Hedley John Ward (6 February 1910 – 14 December 1969) was a leading British bandleader of the 1930s to 1960s, known for his Birmingham-based Hedley Ward Band (sometimes "...Big Band", "...Dance Band", "...Broadcasting Band" or "...Orchestra"), which made many appearances on BBC Radio programmes, including Music While You Work, Shall We Dance?, and regional programmes named for the band.

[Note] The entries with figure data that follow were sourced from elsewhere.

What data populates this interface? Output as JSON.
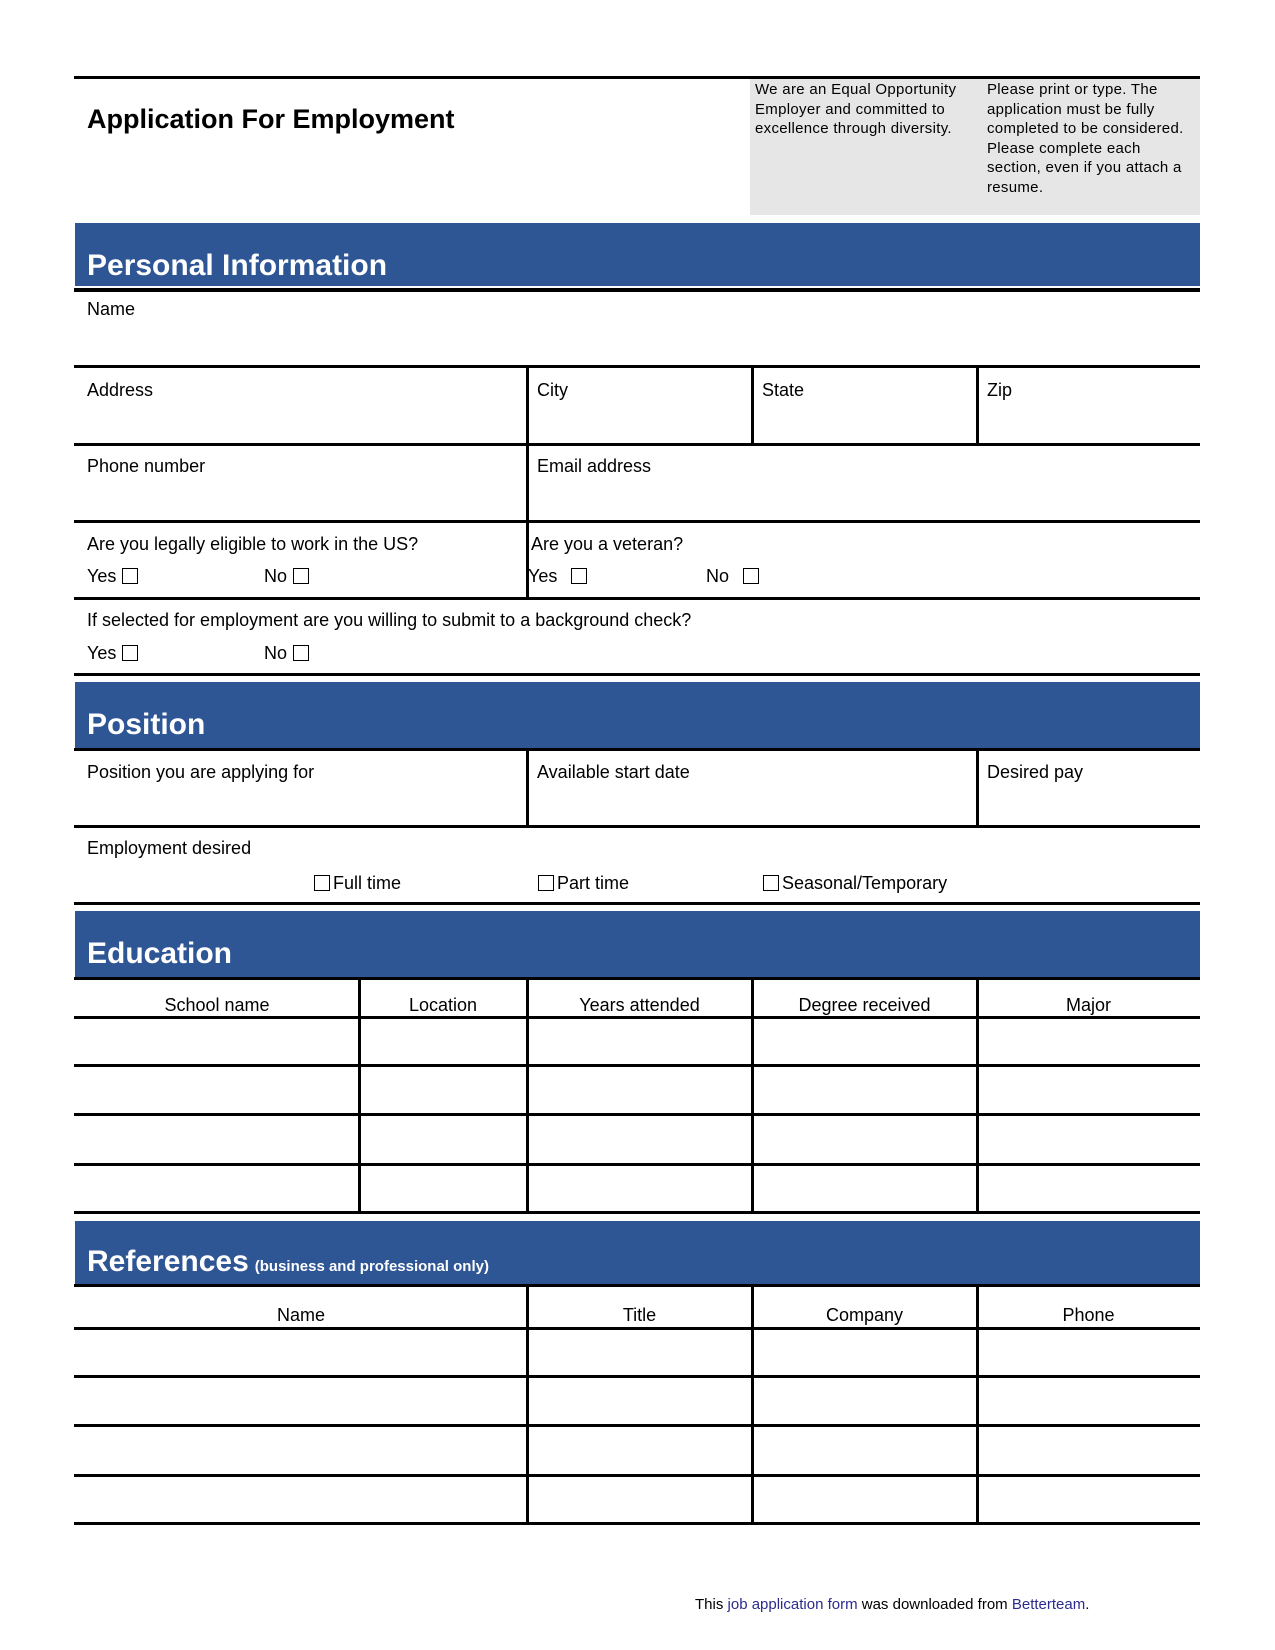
{
  "header": {
    "title": "Application For Employment",
    "eeo_note": "We are an Equal Opportunity Employer and committed to excellence through diversity.",
    "instructions": "Please print or type. The application must be fully completed to be considered. Please complete each section, even if you attach a resume."
  },
  "personal": {
    "heading": "Personal Information",
    "name": "Name",
    "address": "Address",
    "city": "City",
    "state": "State",
    "zip": "Zip",
    "phone": "Phone number",
    "email": "Email address",
    "eligible": "Are you legally eligible to work in the US?",
    "veteran": "Are you a veteran?",
    "background": "If selected for employment are you willing to submit to a background check?",
    "yes": "Yes",
    "no": "No"
  },
  "position": {
    "heading": "Position",
    "applying": "Position you are applying for",
    "start": "Available start date",
    "pay": "Desired pay",
    "employment": "Employment desired",
    "options": [
      "Full time",
      "Part time",
      "Seasonal/Temporary"
    ]
  },
  "education": {
    "heading": "Education",
    "columns": [
      "School name",
      "Location",
      "Years attended",
      "Degree received",
      "Major"
    ]
  },
  "references": {
    "heading": "References",
    "subheading": "(business and professional only)",
    "columns": [
      "Name",
      "Title",
      "Company",
      "Phone"
    ]
  },
  "footer": {
    "pre": "This ",
    "link1": "job application form",
    "mid": " was downloaded from ",
    "link2": "Betterteam",
    "post": "."
  },
  "colors": {
    "band": "#2e5594",
    "gray_box": "#e6e6e6",
    "link": "#2b2b8f"
  }
}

Among the musicians to appear in the band were drummer Tony Levin.

Ward also created and managed the Hedley Ward Trio in 1948, featuring John "Jack" McKechnie (1918–2002) on guitar, Derek Franklin (second husband of Beryl Reid) on bass and lead vocals, and Bob Carter on piano. In 1953 George Taylor (1926/1927-2019) replaced Carter. Listings in The Radio Times show that the trio appeared on the BBC Home Service and Light Programme many times from 1948 onwards. They also featured in the programme Educating Archie, with Stella Tanner. The trio released records on the Melodisc Records label.

Hedley John Ward was born on 6 February 1910 in Kings Norton, now part of Birmingham. He played several seasons at The Spa Ballroom, Scarborough, North Yorkshire, in the late 1950s. Ward latterly lived in Kings Heath. He died in Birmingham on 14 December 1969, aged 59.